I feel bad for Google, which is stuck trying to administer this preposterous ruling. But that shouldn’t prevent us from showing quite concretely how preposterous it is.

I propose a contest. Let’s all ask for takedowns. The person who makes the most outrageous (and successful) takedown request will win a “worst abuse of privacy law” prize, otherwise known as a Privy.

To get you started, here are the four requests I’ve already filed.

1. Ban this book!



Reason this link violates the right to be forgotten:

The book claims that in 2007 I narrowly defeated Vladimir Putin and Tony Blair in a contest to win Privacy International’s title “Worst Public Official.” The book also states that the prize was awarded because of NSA’s controversial domestic surveillance activities, combined with fallout from the USA Patriot Act, and that the award is a “dubious” honor. This is inaccurate. In fact, I had little or nothing to do with either domestic surveillance activities at NSA or the USA Patriot Act, and the trophy is a “dubious” honor only in the sense that Privacy International never actually gave me the promised trophy, despite repeated requests on my part.

2. The Louis Brandeis memorial wuss fit over a photo



Reason this link violates the right to be forgotten:

This image is outdated.
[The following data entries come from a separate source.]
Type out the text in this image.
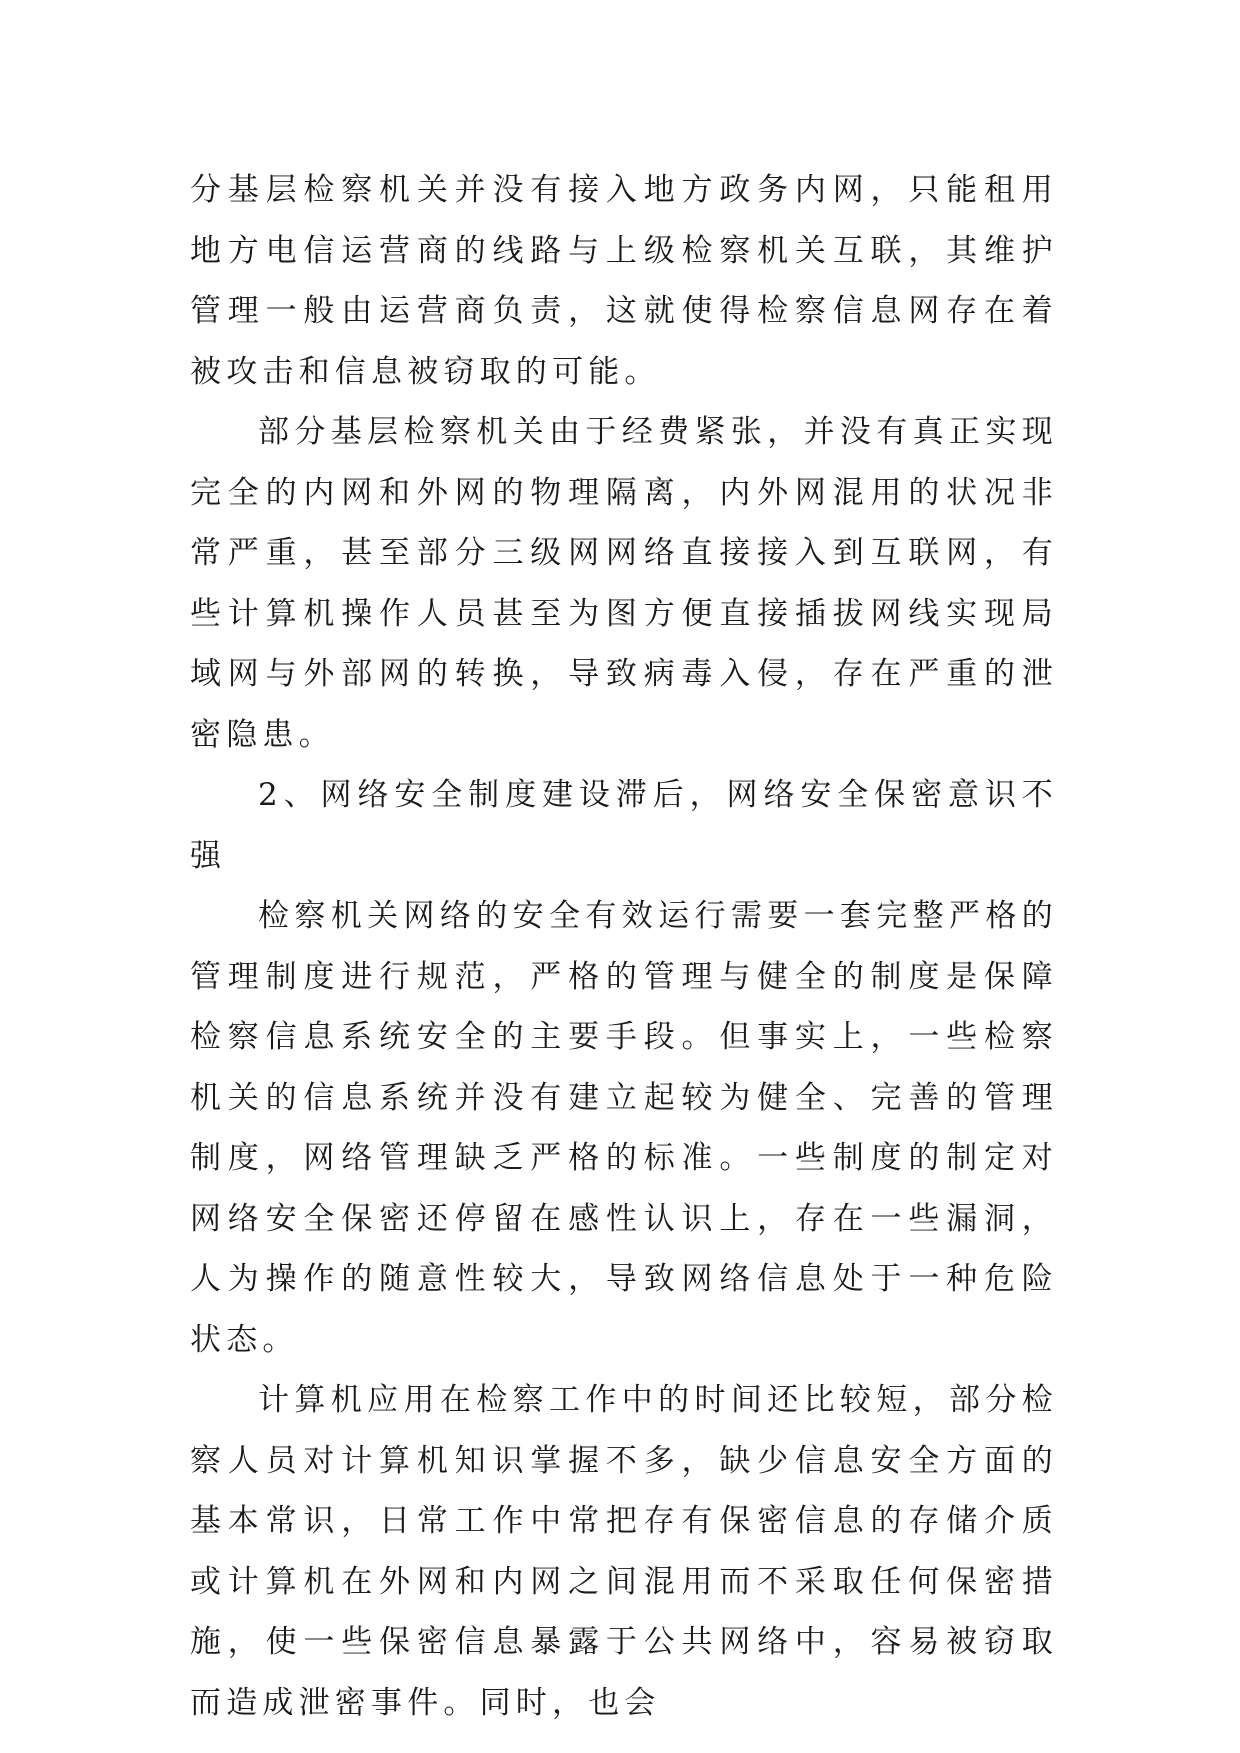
分基层检察机关并没有接入地方政务内网，只能租用地方电信运营商的线路与上级检察机关互联，其维护管理一般由运营商负责，这就使得检察信息网存在着被攻击和信息被窃取的可能。

部分基层检察机关由于经费紧张，并没有真正实现完全的内网和外网的物理隔离，内外网混用的状况非常严重，甚至部分三级网网络直接接入到互联网，有些计算机操作人员甚至为图方便直接插拔网线实现局域网与外部网的转换，导致病毒入侵，存在严重的泄密隐患。

2、网络安全制度建设滞后，网络安全保密意识不强

检察机关网络的安全有效运行需要一套完整严格的管理制度进行规范，严格的管理与健全的制度是保障检察信息系统安全的主要手段。但事实上，一些检察机关的信息系统并没有建立起较为健全、完善的管理制度，网络管理缺乏严格的标准。一些制度的制定对网络安全保密还停留在感性认识上，存在一些漏洞，人为操作的随意性较大，导致网络信息处于一种危险状态。

计算机应用在检察工作中的时间还比较短，部分检察人员对计算机知识掌握不多，缺少信息安全方面的基本常识，日常工作中常把存有保密信息的存储介质或计算机在外网和内网之间混用而不采取任何保密措施，使一些保密信息暴露于公共网络中，容易被窃取而造成泄密事件。同时，也会
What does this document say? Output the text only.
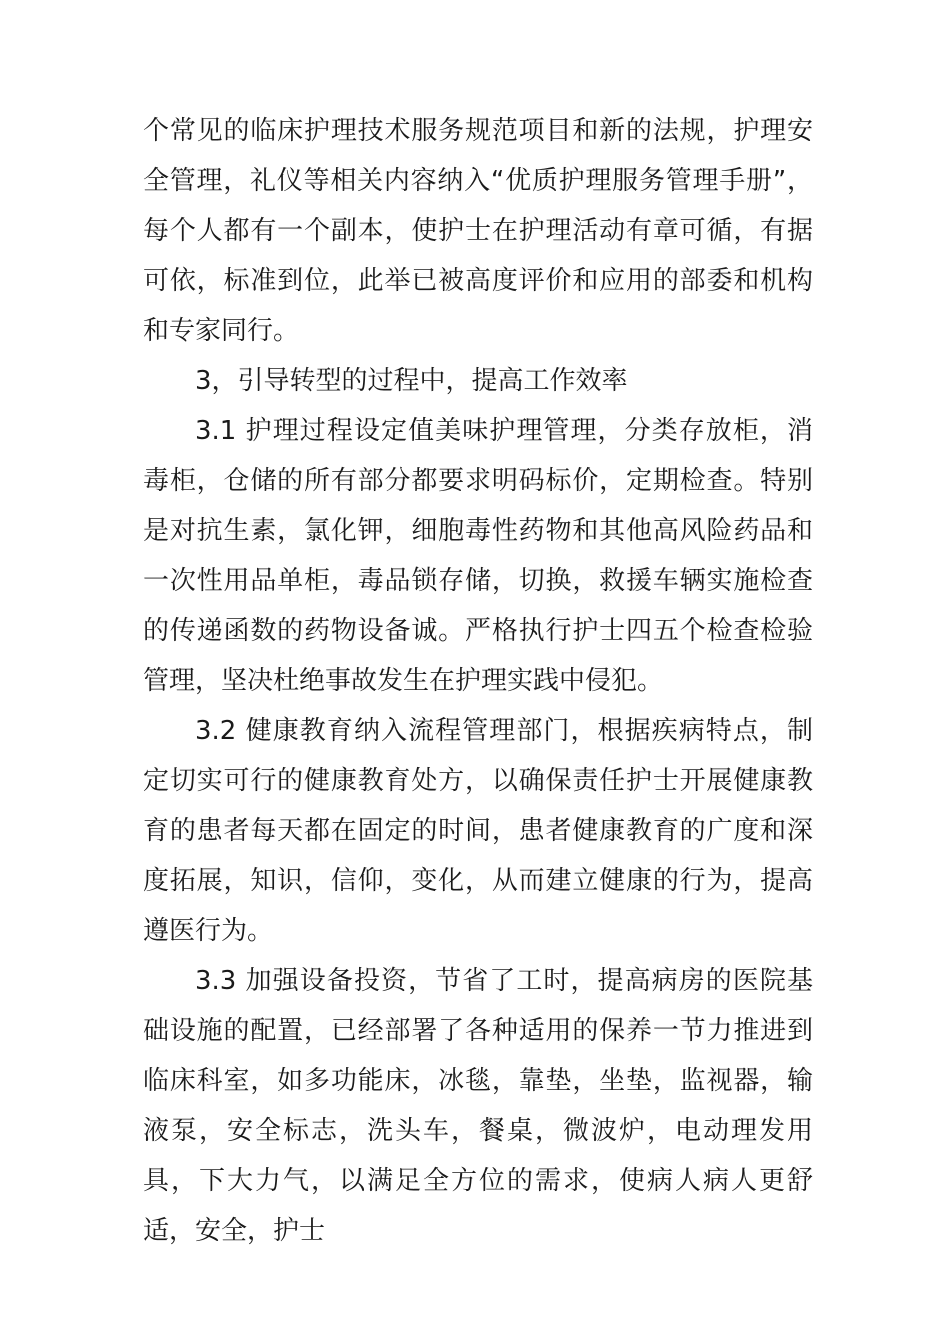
个常见的临床护理技术服务规范项目和新的法规，护理安全管理，礼仪等相关内容纳入“优质护理服务管理手册”，每个人都有一个副本，使护士在护理活动有章可循，有据可依，标准到位，此举已被高度评价和应用的部委和机构和专家同行。

3，引导转型的过程中，提高工作效率

3.1 护理过程设定值美味护理管理，分类存放柜，消毒柜，仓储的所有部分都要求明码标价，定期检查。特别是对抗生素，氯化钾，细胞毒性药物和其他高风险药品和一次性用品单柜，毒品锁存储，切换，救援车辆实施检查的传递函数的药物设备诚。严格执行护士四五个检查检验管理，坚决杜绝事故发生在护理实践中侵犯。

3.2 健康教育纳入流程管理部门，根据疾病特点，制定切实可行的健康教育处方，以确保责任护士开展健康教育的患者每天都在固定的时间，患者健康教育的广度和深度拓展，知识，信仰，变化，从而建立健康的行为，提高遵医行为。

3.3 加强设备投资，节省了工时，提高病房的医院基础设施的配置，已经部署了各种适用的保养一节力推进到临床科室，如多功能床，冰毯，靠垫，坐垫，监视器，输液泵，安全标志，洗头车，餐桌，微波炉，电动理发用具，下大力气，以满足全方位的需求，使病人病人更舒适，安全，护士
It shows me with a beard.

I don’t have a beard now.

And if you look at the picture, you’ll realize why.

3. You won’t believe how much weight you can lose with this simple European Court of Justice trick



Reason this link violates the right to be forgotten:

This image is outdated. It is 14 years old. I’ve lost weight since then.

4. Oh hell, let’s just censor people we don’t like



Reason this link violates the right to be forgotten:

This link is inappropriate. It compiles stories making many distorted claims about my political views. Political views are a particularly sensitive form of personal data. The stories are written by men who disagree with me, and they are assembled for the purpose of making money for a website, a purpose that cannot outweigh my interest in controlling the presentation of sensitive data about myself.

Think you can do better? Enter as often as you like and send the results to vc.comments@gmail.com. If you don’t want your name listed as a winner, tell me, or use a pseudonym.

Remember, though, that prizes will be awarded only for takedown requests that succeed. Please send details demonstrating that the link you identify was in fact taken down.